Tra windsurf e hockey hai girato il mondo: cosa ti hanno lascato queste esperienze?
“Mi hanno fatto crescere, sia a livello sportivo sia soprattutto come persona. Anzi, invito qualsiasi giovane che ne ha la possibilità a lasciarsi andare, buttandosi senza paura perché sono esperienze di vita che restano per sempre e ti anno acquisire subito una certa maturità. Io mi sono subito sentito una persona migliore, ho imparato a conoscermi e a relazionarmi con gli altri: sono esperienze che ti formano”.

Posto che l’Italia è abbastanza indietro, cosa cambia nel modo di vedere l’hockey all’estero? Tra l’altro tu sei stato negli USA e in Finlandia, due Paesi che masticano hockey quotidianamente
“In Italia i costi di gestione dei palazzetti sono folli e lo Stato, eccezion fatta credo per le Regioni a statuto speciale come Valle d’Aosta e Trentino Alto Adige, non incentiva le società. Mio padre, ad esempio, allenava una piccola realtà amatoriale a Bologna che oggi non esiste più; bisogna fare un plauso a tutte quelle realtà che vanno avanti con enormi sacrifici. La Federazione, poi, dovrebbe investire molto di più sulla formazione di tecnici e giocatori: non è un caso che già in IHL ci siano tanti allenatori stranieri, mentre la maggior parte dei giocatori arrivano al punto in cui o vanno all’estero o smettono di giocare. Crescere si può, basta volerlo”.
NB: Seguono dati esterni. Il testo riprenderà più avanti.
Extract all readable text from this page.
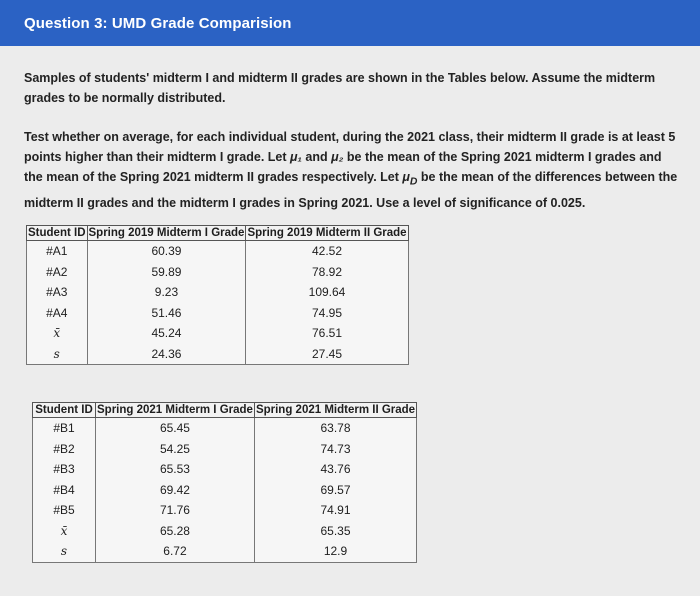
Question 3: UMD Grade Comparision
Samples of students' midterm I and midterm II grades are shown in the Tables below. Assume the midterm grades to be normally distributed.
Test whether on average, for each individual student, during the 2021 class, their midterm II grade is at least 5 points higher than their midterm I grade. Let μ₁ and μ₂ be the mean of the Spring 2021 midterm I grades and the mean of the Spring 2021 midterm II grades respectively. Let $\mu_D$ be the mean of the differences between the midterm II grades and the midterm I grades in Spring 2021. Use a level of significance of 0.025.
Student ID	Spring 2019 Midterm I Grade	Spring 2019 Midterm II Grade
#A1	60.39	42.52
#A2	59.89	78.92
#A3	9.23	109.64
#A4	51.46	74.95
x̄	45.24	76.51
s	24.36	27.45
Student ID	Spring 2021 Midterm I Grade	Spring 2021 Midterm II Grade
#B1	65.45	63.78
#B2	54.25	74.73
#B3	65.53	43.76
#B4	69.42	69.57
#B5	71.76	74.91
x̄	65.28	65.35
s	6.72	12.9
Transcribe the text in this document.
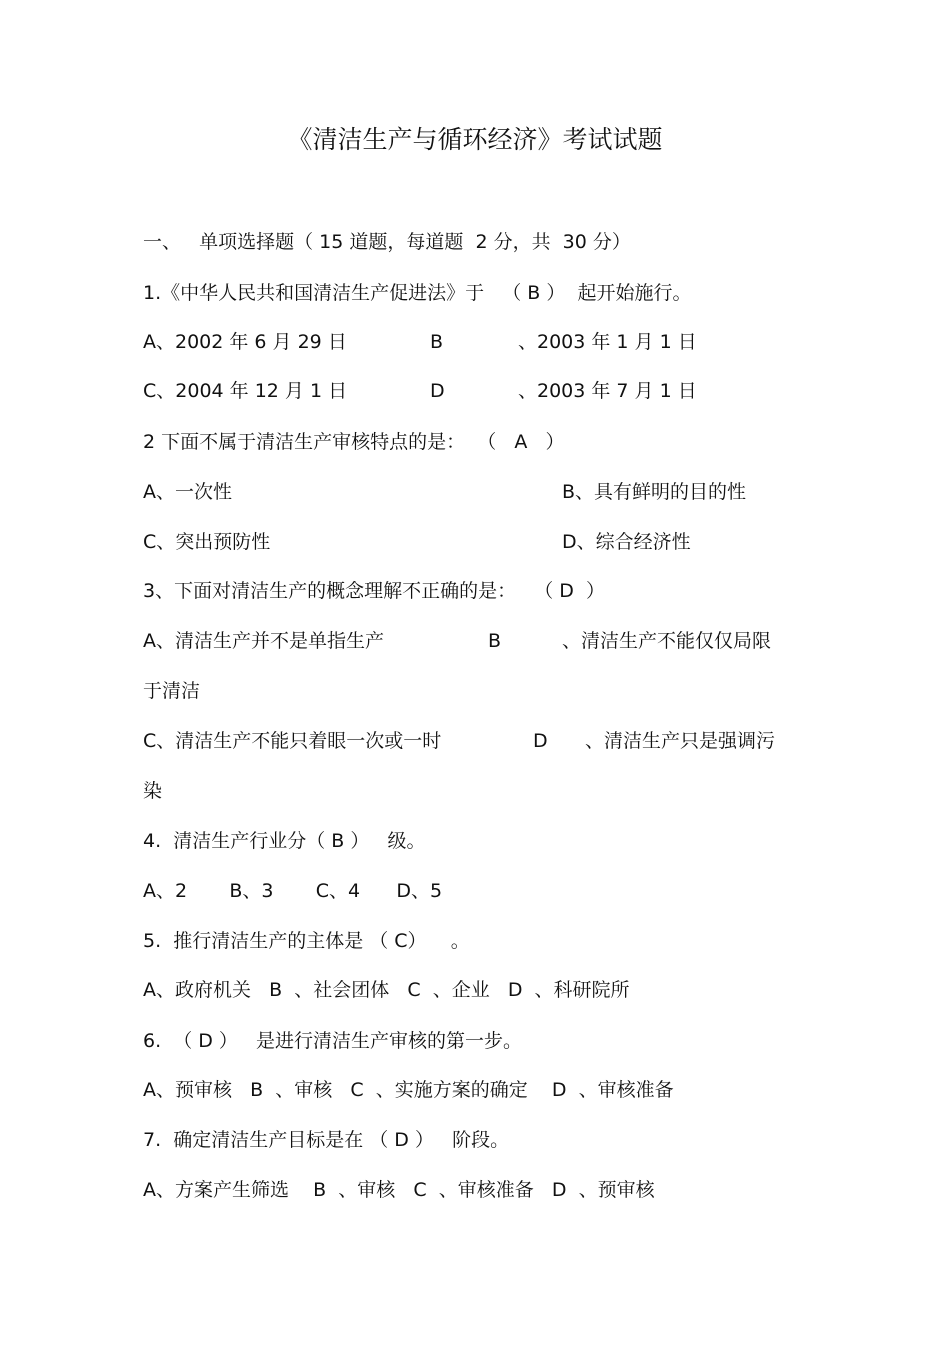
《清洁生产与循环经济》考试试题
一、   单项选择题（ 15 道题，每道题  2 分，共  30 分）
1.《中华人民共和国清洁生产促进法》于   （ B ）  起开始施行。
A、2002 年 6 月 29 日	B	、2003 年 1 月 1 日
C、2004 年 12 月 1 日	D	、2003 年 7 月 1 日
2 下面不属于清洁生产审核特点的是：  （   A   ）
A、一次性	B、具有鲜明的目的性
C、突出预防性	D、综合经济性
3、下面对清洁生产的概念理解不正确的是：   （ D  ）
A、清洁生产并不是单指生产	B	、清洁生产不能仅仅局限
于清洁
C、清洁生产不能只着眼一次或一时	D 、清洁生产只是强调污
染
4.  清洁生产行业分（ B ）   级。
A、2       B、3       C、4      D、5
5.  推行清洁生产的主体是 （ C）    。
A、政府机关   B  、社会团体   C  、企业   D  、科研院所
6.  （ D ）   是进行清洁生产审核的第一步。
A、预审核   B  、审核   C  、实施方案的确定    D  、审核准备
7.  确定清洁生产目标是在 （ D ）   阶段。
A、方案产生筛选    B  、审核   C  、审核准备   D  、预审核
Torniamo al campionato. Mastini a riposo, qual è il tuo pronostico per Alleghe-Pergine e Caldaro-Appiano?
“Spero palesemente che vinca l’Alleghe perché sarebbe bello chiudere al primo posto, anche perché abbiamo più di qualche rimpianto per la sconfitta contro il Pergine: è stata una partita stranissima, una delle più belle che abbiamo giocato, eppure l’abbiamo persa. Anche lì, però, colpa nostra: con una squadra del genere non puoi permetterti di stare sull’1-0. Per il derby altoatesino dico Caldaro: sarà poi bello chiudere la stagione contro di loro sabato sera”.

Chiudiamo con la tradizionale domanda sui tifosi: hai detto che ti sei subito sentito accolto, qual è il ricordo più bello fin qui?
“Non posso dirne uno, perché la tifoseria varesina è davvero unica in ogni frangente: anche quando perdi e li trovi fuori dal palazzetto o al bar non ti fanno mai pesare nulla, ma sanno sempre trovare le parole giuste. L’ultima trasferta è stata importante per motivi personali e mi ha fatto capire i valori umani che questo pubblico si porta dentro: anche per questo voglio riuscire insieme alla squadra a ripagarli con la vittoria del campionato”.